A vítima mais recente das condições ruins do mercado foi a AMD. A empresa anunciou nesta quinta-feira (06/11) que vai demitir mais 500 empregados. É o segundo corte do ano. No primeiro, 1,6 mil funcionários foram demitidos.

Para Reinaldo Roveri, gerente de pesquisas de Enterprise Solutions da IDC Brasil, as demissões são "medidas cautelares". "Existem muitos fatores que confirmam a previsão de que a economia norte-americana, onde estão os grandes compradores do mundo, vai desacelerar e até mesmo estagnar", disse o consultor. Por isso, "é natural que essas empresas busquem medidas cautelares para obterem resultados positivos a curto médio prazo", afirmou o consultor.

É o caso da Nokia, maior fabricante de celulares do mundo, que anunciou na terça-feira (04/11) a demissão de 600 funcionários e a reestruturação da unidade de pesquisa e desenvolvimento. De acordo com a empresa, as mudanças já estavam previstas. No total, a empresa tem aproximadamente 123 mil funcionários.
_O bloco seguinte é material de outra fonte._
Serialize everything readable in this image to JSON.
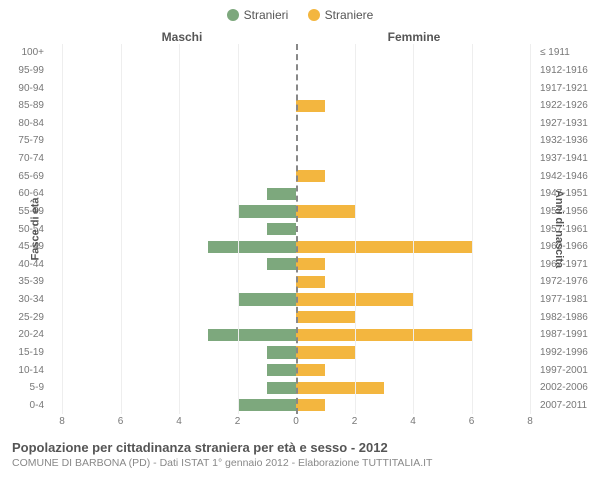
{
  "chart": {
    "type": "population-pyramid",
    "legend": {
      "male": {
        "label": "Stranieri",
        "color": "#7da87d"
      },
      "female": {
        "label": "Straniere",
        "color": "#f3b63f"
      }
    },
    "header_male": "Maschi",
    "header_female": "Femmine",
    "ylabel_left": "Fasce di età",
    "ylabel_right": "Anni di nascita",
    "xmax": 8,
    "xticks": [
      8,
      6,
      4,
      2,
      0,
      2,
      4,
      6,
      8
    ],
    "grid_color": "#eeeeee",
    "zero_line_color": "#888888",
    "background_color": "#ffffff",
    "bar_colors": {
      "male": "#7da87d",
      "female": "#f3b63f"
    },
    "rows": [
      {
        "age": "100+",
        "birth": "≤ 1911",
        "male": 0,
        "female": 0
      },
      {
        "age": "95-99",
        "birth": "1912-1916",
        "male": 0,
        "female": 0
      },
      {
        "age": "90-94",
        "birth": "1917-1921",
        "male": 0,
        "female": 0
      },
      {
        "age": "85-89",
        "birth": "1922-1926",
        "male": 0,
        "female": 1
      },
      {
        "age": "80-84",
        "birth": "1927-1931",
        "male": 0,
        "female": 0
      },
      {
        "age": "75-79",
        "birth": "1932-1936",
        "male": 0,
        "female": 0
      },
      {
        "age": "70-74",
        "birth": "1937-1941",
        "male": 0,
        "female": 0
      },
      {
        "age": "65-69",
        "birth": "1942-1946",
        "male": 0,
        "female": 1
      },
      {
        "age": "60-64",
        "birth": "1947-1951",
        "male": 1,
        "female": 0
      },
      {
        "age": "55-59",
        "birth": "1952-1956",
        "male": 2,
        "female": 2
      },
      {
        "age": "50-54",
        "birth": "1957-1961",
        "male": 1,
        "female": 0
      },
      {
        "age": "45-49",
        "birth": "1962-1966",
        "male": 3,
        "female": 6
      },
      {
        "age": "40-44",
        "birth": "1967-1971",
        "male": 1,
        "female": 1
      },
      {
        "age": "35-39",
        "birth": "1972-1976",
        "male": 0,
        "female": 1
      },
      {
        "age": "30-34",
        "birth": "1977-1981",
        "male": 2,
        "female": 4
      },
      {
        "age": "25-29",
        "birth": "1982-1986",
        "male": 0,
        "female": 2
      },
      {
        "age": "20-24",
        "birth": "1987-1991",
        "male": 3,
        "female": 6
      },
      {
        "age": "15-19",
        "birth": "1992-1996",
        "male": 1,
        "female": 2
      },
      {
        "age": "10-14",
        "birth": "1997-2001",
        "male": 1,
        "female": 1
      },
      {
        "age": "5-9",
        "birth": "2002-2006",
        "male": 1,
        "female": 3
      },
      {
        "age": "0-4",
        "birth": "2007-2011",
        "male": 2,
        "female": 1
      }
    ],
    "title": "Popolazione per cittadinanza straniera per età e sesso - 2012",
    "subtitle": "COMUNE DI BARBONA (PD) - Dati ISTAT 1° gennaio 2012 - Elaborazione TUTTITALIA.IT"
  }
}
Na semana passada, a Electronic Arts divulgou seus resultados trimestrais e um prejuízo de 310 milhões de dólares no período. Por causa do desempenho considerado abaixo das expectativas, 540 funcionários serão dispensados.

A Symantec foi outra empresa a alegar dificuldades financeiras para justificar demissões em massa. Segundo seu Chief Finance Officer (CFO), James Beer, a companhia vai cortar 4,5% do seu budget destinado à força de trabalho. As eventuais demissões começarão a ser notificadas em novembro e vão atingir todos os países em que a empresa de segurança atua.